如果二维列表中有空元素，则将 Python 二维列表转换为 3D 列表

Question

Using Python3 with or without NumPy, how can I convert

a =[[1,2],[0,1],[],[2,2],[],[2,13],[1,4],[6,1],[],[2,7]]

(with respect to its empty elements), to

b=[[[1, 2], [0, 1]], [[2, 2]], [[2, 13], [1, 4], [6, 1]], [[2, 7]]] 
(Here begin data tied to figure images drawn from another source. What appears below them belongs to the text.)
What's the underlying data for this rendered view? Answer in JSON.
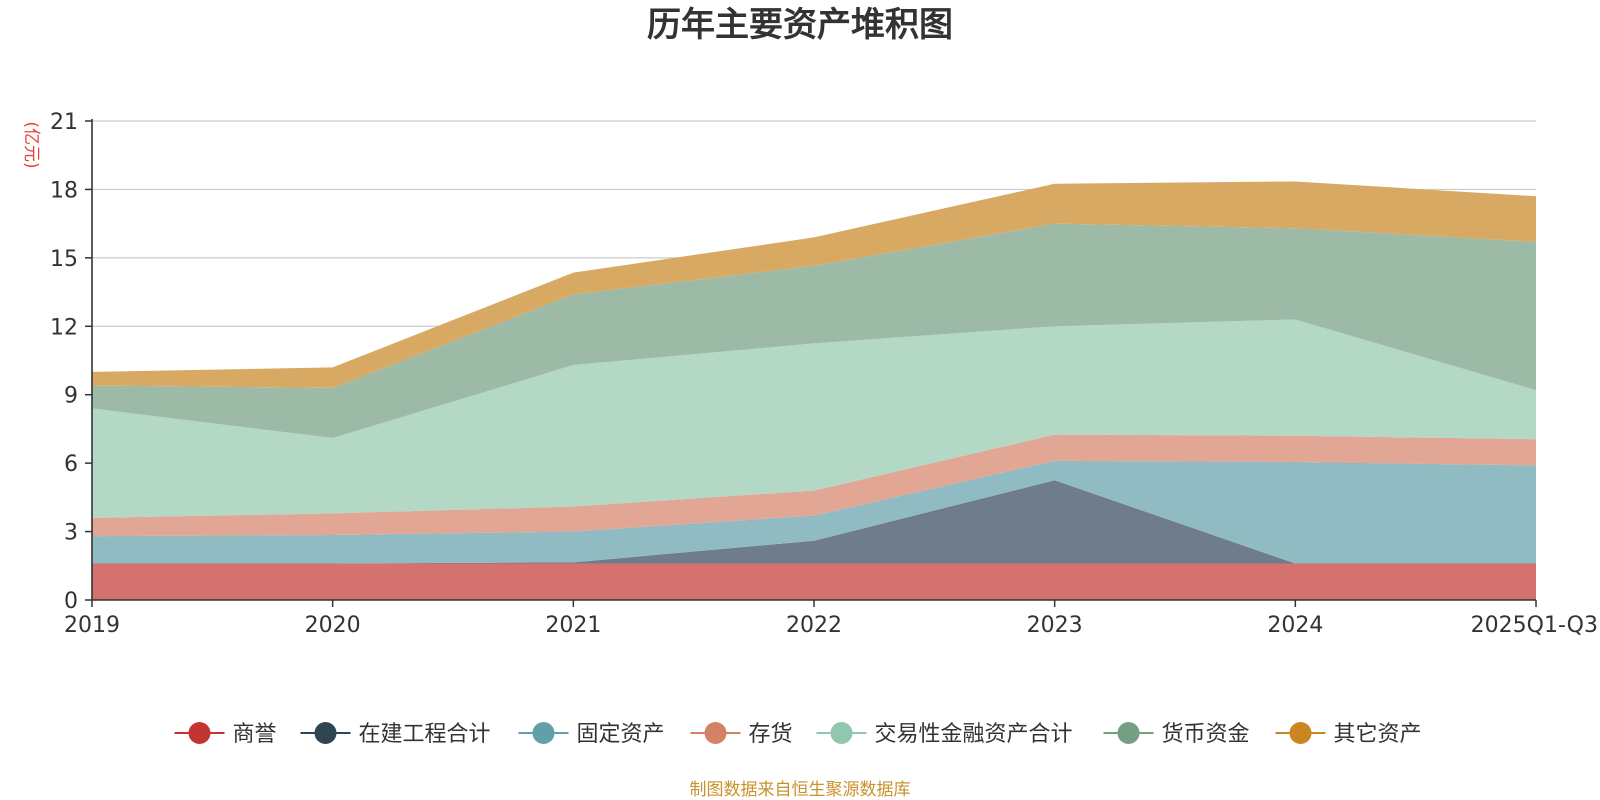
{
  "chart_data": {
    "type": "area",
    "stacked": true,
    "title": "历年主要资产堆积图",
    "ylabel": "(亿元)",
    "xlabel": "",
    "categories": [
      "2019",
      "2020",
      "2021",
      "2022",
      "2023",
      "2024",
      "2025Q1-Q3"
    ],
    "ylim": [
      0,
      21
    ],
    "yticks": [
      0,
      3,
      6,
      9,
      12,
      15,
      18,
      21
    ],
    "grid": true,
    "legend_position": "bottom",
    "series": [
      {
        "name": "商誉",
        "color": "#c23531",
        "fill": "#d5716e",
        "values": [
          1.6,
          1.6,
          1.6,
          1.6,
          1.6,
          1.6,
          1.6
        ]
      },
      {
        "name": "在建工程合计",
        "color": "#2f4554",
        "fill": "#6e7d89",
        "values": [
          0.0,
          0.0,
          0.05,
          1.0,
          3.65,
          0.0,
          0.0
        ]
      },
      {
        "name": "固定资产",
        "color": "#61a0a8",
        "fill": "#90bbc2",
        "values": [
          1.2,
          1.25,
          1.35,
          1.1,
          0.85,
          4.45,
          4.3
        ]
      },
      {
        "name": "存货",
        "color": "#d48265",
        "fill": "#e1a794",
        "values": [
          0.8,
          0.95,
          1.1,
          1.1,
          1.15,
          1.15,
          1.15
        ]
      },
      {
        "name": "交易性金融资产合计",
        "color": "#91c7ae",
        "fill": "#b3d8c6",
        "values": [
          4.8,
          3.3,
          6.2,
          6.45,
          4.75,
          5.1,
          2.15
        ]
      },
      {
        "name": "货币资金",
        "color": "#749f83",
        "fill": "#9dbaa6",
        "values": [
          1.0,
          2.2,
          3.1,
          3.4,
          4.5,
          4.0,
          6.5
        ]
      },
      {
        "name": "其它资产",
        "color": "#ca8622",
        "fill": "#d8a962",
        "values": [
          0.6,
          0.9,
          0.95,
          1.25,
          1.75,
          2.05,
          2.0
        ]
      }
    ],
    "source_note": "制图数据来自恒生聚源数据库"
  }
}
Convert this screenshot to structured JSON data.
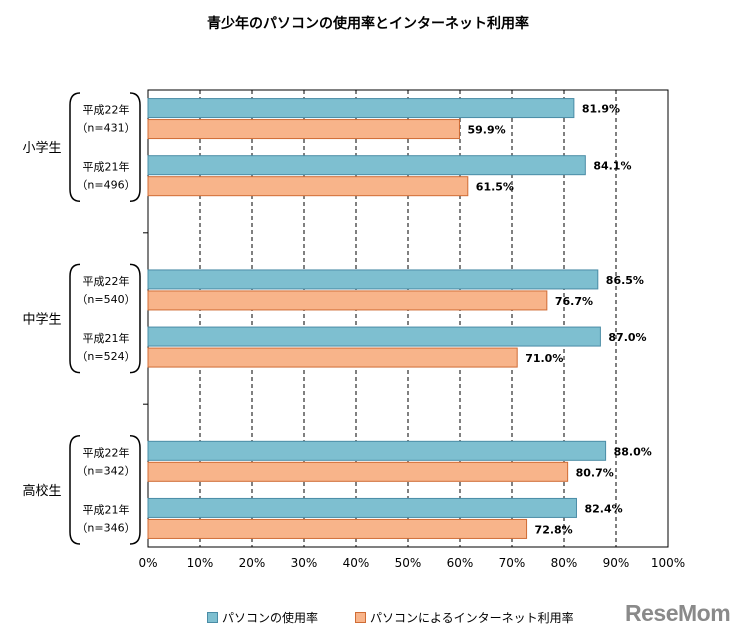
{
  "chart_data": {
    "type": "bar",
    "orientation": "horizontal",
    "title": "青少年のパソコンの使用率とインターネット利用率",
    "groups": [
      {
        "label": "小学生",
        "rows": [
          {
            "year": "平成22年",
            "n": "（n=431）",
            "values": [
              81.9,
              59.9
            ]
          },
          {
            "year": "平成21年",
            "n": "（n=496）",
            "values": [
              84.1,
              61.5
            ]
          }
        ]
      },
      {
        "label": "中学生",
        "rows": [
          {
            "year": "平成22年",
            "n": "（n=540）",
            "values": [
              86.5,
              76.7
            ]
          },
          {
            "year": "平成21年",
            "n": "（n=524）",
            "values": [
              87.0,
              71.0
            ]
          }
        ]
      },
      {
        "label": "高校生",
        "rows": [
          {
            "year": "平成22年",
            "n": "（n=342）",
            "values": [
              88.0,
              80.7
            ]
          },
          {
            "year": "平成21年",
            "n": "（n=346）",
            "values": [
              82.4,
              72.8
            ]
          }
        ]
      }
    ],
    "series": [
      {
        "name": "パソコンの使用率",
        "color": "#7EBFD0",
        "border": "#4A8CA6"
      },
      {
        "name": "パソコンによるインターネット利用率",
        "color": "#F8B48A",
        "border": "#D06C35"
      }
    ],
    "xlim": [
      0,
      100
    ],
    "xticks": [
      "0%",
      "10%",
      "20%",
      "30%",
      "40%",
      "50%",
      "60%",
      "70%",
      "80%",
      "90%",
      "100%"
    ],
    "grid": true,
    "legend_position": "bottom"
  },
  "logo": "ReseMom"
}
I appreciate any help on this.

Thanks

Answer 1

Please try the script below:

a =[[],[1,2],[0,1],[],[2,2],[],[2,13],[1,4],[6,1],[],[2,7]]
newlist=[]
temp=[]
for element in a:
    if element: # if element is not empty add to temp
        temp.append(element)
    elif temp: # if element is empty and temp is not empty add temp to newlist
        newlist.append(temp)
        temp=[]
if temp: # if temp is not empty add to newlist
    newlist.append(temp)        
print(newlist) 

Answer 2

Using itertools's groupby

from itertools import groupby

lst = []

for i, g in groupby(a, key=lambda x: len(x) >= 1):
    grp = list(g)
    if i and len(grp) >= 1:
        lst.append(grp)

---

lst:

[[[1, 2], [0, 1]], [[2, 2]], [[2, 13], [1, 4], [6, 1]], [[2, 7]]]

Answer 3

You can do this

def func(a):
    b = [[]]
    for i in (a): # iterate over a
        if i: # if ith element is not empty list
            b[-1].append(i) # add it to the latest list in b
        else: # otherwise append new list to b
            b.append([])
    return b

OR Similarly,

def func(a):
    b, c = [], []
    c = [b[-1].append(i) for i in ([[]] + a ) if (i or b.append([]))]
    return b

Both follow basically the same process,

2nd snippet wastes an extra variable

Answer 4

You can try this.

from collections import deque

a = [[1,2],[0,1],[],[2,2],[],[2,13],[1,4],[6,1],[],[2,7]]

d = deque(a)
if d[0] == []:
    d.popleft()
if len(d) > 0:
    if d[-1] == []:
        d.pop()
tmp = []; b = []
for x in d:
    if x == []:
        b.append(tmp)
        tmp = []
    else:
        tmp.append(x)
b.append(tmp)     
print(b)


 

outputs:

[[[1, 2], [0, 1]], [[2, 2]], [[2, 13], [1, 4], [6, 1]], [[2, 7]]]